Avevamo sempre sostenuto che il progetto di cementificazione di Tor di Valle, nella sua pesantissima opera di speculazione edilizia e finanziaria e con tutte le implicazioni che si portava dietro,  era un po’ lo spartiacque della politica, sia a livello territoriale che romano, una sorta di banco di prova da una parte  per i poteri forti che comandano a Roma  e che con questo progetto volevano/vogliono ribadire che loro possono fare quello che vogliono, dove vogliono e come vogliono, fregandosene non solo dei cittadini, ma anche delle leggi e delle norme che regolano il vivere civile e dall’altra per la politica, operando una cesura non rimediabile fra chi pensa che la politica debba difendere gli interessi primari della gente e chi invece fa da scendiletto ai suddetti poteri forti: in parole povere fra sinistra e destra, al di là del nome teorico dei partiti.

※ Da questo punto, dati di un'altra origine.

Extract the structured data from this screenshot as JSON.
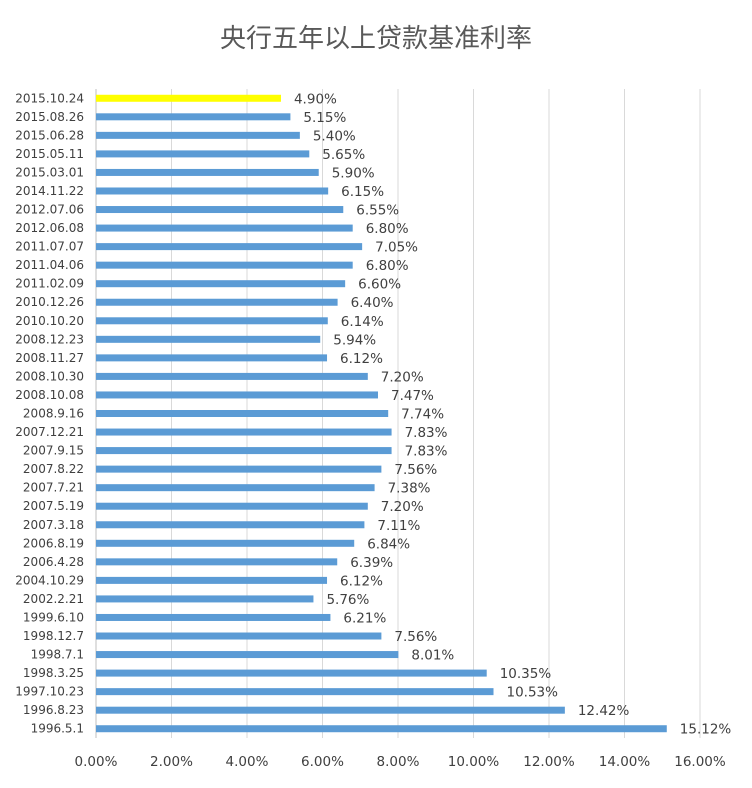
{
  "chart_data": {
    "type": "bar",
    "orientation": "horizontal",
    "title": "央行五年以上贷款基准利率",
    "xlabel": "",
    "ylabel": "",
    "xlim": [
      0,
      16
    ],
    "x_ticks": [
      "0.00%",
      "2.00%",
      "4.00%",
      "6.00%",
      "8.00%",
      "10.00%",
      "12.00%",
      "14.00%",
      "16.00%"
    ],
    "grid": true,
    "legend": "none",
    "colors": {
      "bar": "#5B9BD5",
      "highlight": "#FFFF00",
      "grid": "#D9D9D9",
      "text": "#404040"
    },
    "highlight_index": 0,
    "categories": [
      "2015.10.24",
      "2015.08.26",
      "2015.06.28",
      "2015.05.11",
      "2015.03.01",
      "2014.11.22",
      "2012.07.06",
      "2012.06.08",
      "2011.07.07",
      "2011.04.06",
      "2011.02.09",
      "2010.12.26",
      "2010.10.20",
      "2008.12.23",
      "2008.11.27",
      "2008.10.30",
      "2008.10.08",
      "2008.9.16",
      "2007.12.21",
      "2007.9.15",
      "2007.8.22",
      "2007.7.21",
      "2007.5.19",
      "2007.3.18",
      "2006.8.19",
      "2006.4.28",
      "2004.10.29",
      "2002.2.21",
      "1999.6.10",
      "1998.12.7",
      "1998.7.1",
      "1998.3.25",
      "1997.10.23",
      "1996.8.23",
      "1996.5.1"
    ],
    "values": [
      4.9,
      5.15,
      5.4,
      5.65,
      5.9,
      6.15,
      6.55,
      6.8,
      7.05,
      6.8,
      6.6,
      6.4,
      6.14,
      5.94,
      6.12,
      7.2,
      7.47,
      7.74,
      7.83,
      7.83,
      7.56,
      7.38,
      7.2,
      7.11,
      6.84,
      6.39,
      6.12,
      5.76,
      6.21,
      7.56,
      8.01,
      10.35,
      10.53,
      12.42,
      15.12
    ],
    "value_labels": [
      "4.90%",
      "5.15%",
      "5.40%",
      "5.65%",
      "5.90%",
      "6.15%",
      "6.55%",
      "6.80%",
      "7.05%",
      "6.80%",
      "6.60%",
      "6.40%",
      "6.14%",
      "5.94%",
      "6.12%",
      "7.20%",
      "7.47%",
      "7.74%",
      "7.83%",
      "7.83%",
      "7.56%",
      "7.38%",
      "7.20%",
      "7.11%",
      "6.84%",
      "6.39%",
      "6.12%",
      "5.76%",
      "6.21%",
      "7.56%",
      "8.01%",
      "10.35%",
      "10.53%",
      "12.42%",
      "15.12%"
    ]
  }
}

Non staremo qui ad analizzare il progetto, l’abbiamo fatto molte volte denunciando gli aspetti di assoluta inconsistenza, da quelli del rischio idrogeologico ai problemi della mobilità, ed altri dopo di noi ed insieme a noi hanno a loro volta puntato il dito con forza sull’inconsistenza di tutta l’operazione, ma oggi quella che è stata giustamente definita come la più grossa speculazione del dopoguerra a Roma, pari a 10 Hilton (che già fu uno scandalo) sta arrivando ad un punto di svolta, dopo mesi in cui la coppia Parnasi-Pallotta  spargeva ottimismo a volontà, l’ottimismo degli annunci, ricordate: “a maggio 2017 Totti darà il calcio di inizio nel nuovo stadio”?

Per ora siamo ancora alle carte, per fortuna. Il 3 novembre scorso la Regione, come da copione ha aperto la conferenza dei servizi decisoria sul tema, a cui parteciperanno tutti gli attori a vario titolo coinvolti.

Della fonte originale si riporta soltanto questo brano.